Conventional Directors & Officers (D&O) insurance exists to protect directors from claims by third parties, rather than from claims by the company that is paying for the insurance. Therefore, if there is an insurance angle, it is more likely that the claim is being used to trigger a "corporate reimbursement" insurance policy taken out to protect the company from the acts of its directors or employees. Obviously, any insurance claim is subject to policy wording and exclusions.

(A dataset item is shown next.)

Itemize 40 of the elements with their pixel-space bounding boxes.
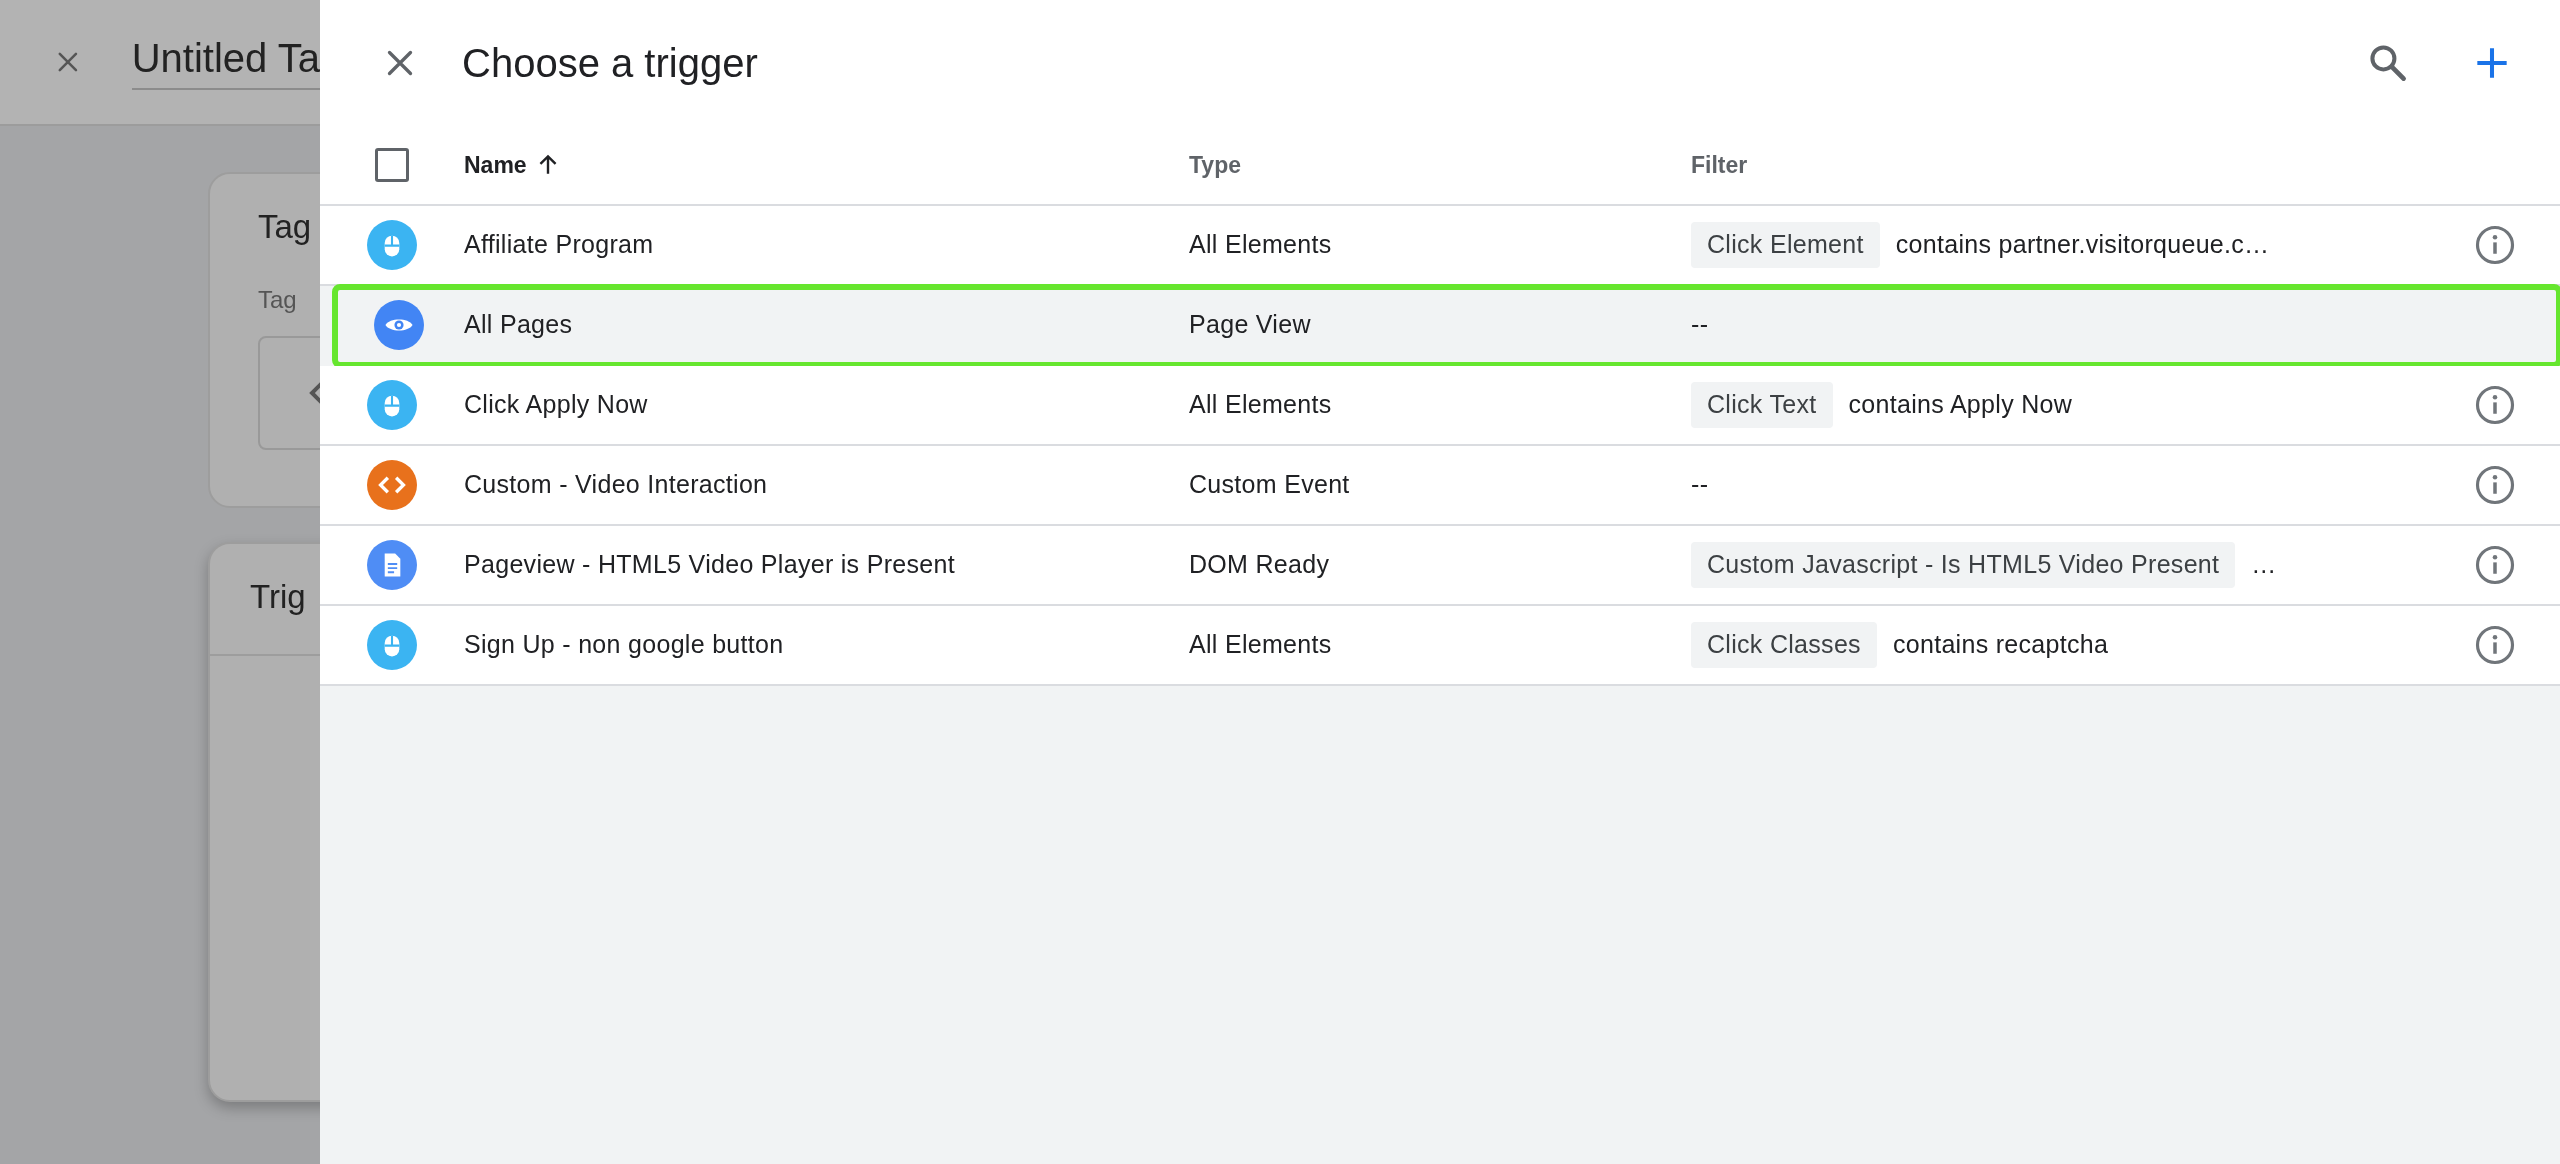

However, if Safeway does have such a policy and there is no exclusion for loss resulting from breach of duty by employees or directors, it may be able to trigger reimbursement if it succeeds in the court proceedings.

Consequences for directors and senior employees

Being sued for a share of £16.5 million is an uncomfortable experience for any individual, even if the purpose of the claim is merely to trigger recovery under an insurance policy.

For existing directors, any agreement by the company to exempt them from liability for breach of duty, breach of trust or negligence is void under the Companies Act 2006. The type of qualifying third party indemnity that is permitted by that Act would not have helped the ex-Safeway directors because this is not a third party claim.

The only certain way for directors to limit their exposure to the company for their own acts or omissions is to take out insurance against this specific risk – effectively this is professional indemnity insurance. This would be within the law, but is the UK corporate world ready for what would in some senses be a kind of limited liability directorship? Is the UK insurance market ready to offer such policies for company directors?

The novelty of the facts in this case – very few companies sue former directors for such large amounts – means that these developments are probably some way off. In the meantime, directors should ensure that they understand the company's insurance arrangements and the extent and limitations of D&O or corporate reimbursement insurance.

On leaving a company, a director should consider:

  • seeking a waiver by the company of claims against them, to the extent permitted by law, and/or a warranty from the company that it is not aware of grounds for any claim that cannot be waived;
  • continuation of D&O insurance on terms that they properly understand, in particular in relation to the nature of the risks covered and the run-off period of the policy.

For senior employees who are not directors, there is nothing to prevent a company indemnifying them for breach of duty, although few companies are likely to want to do so.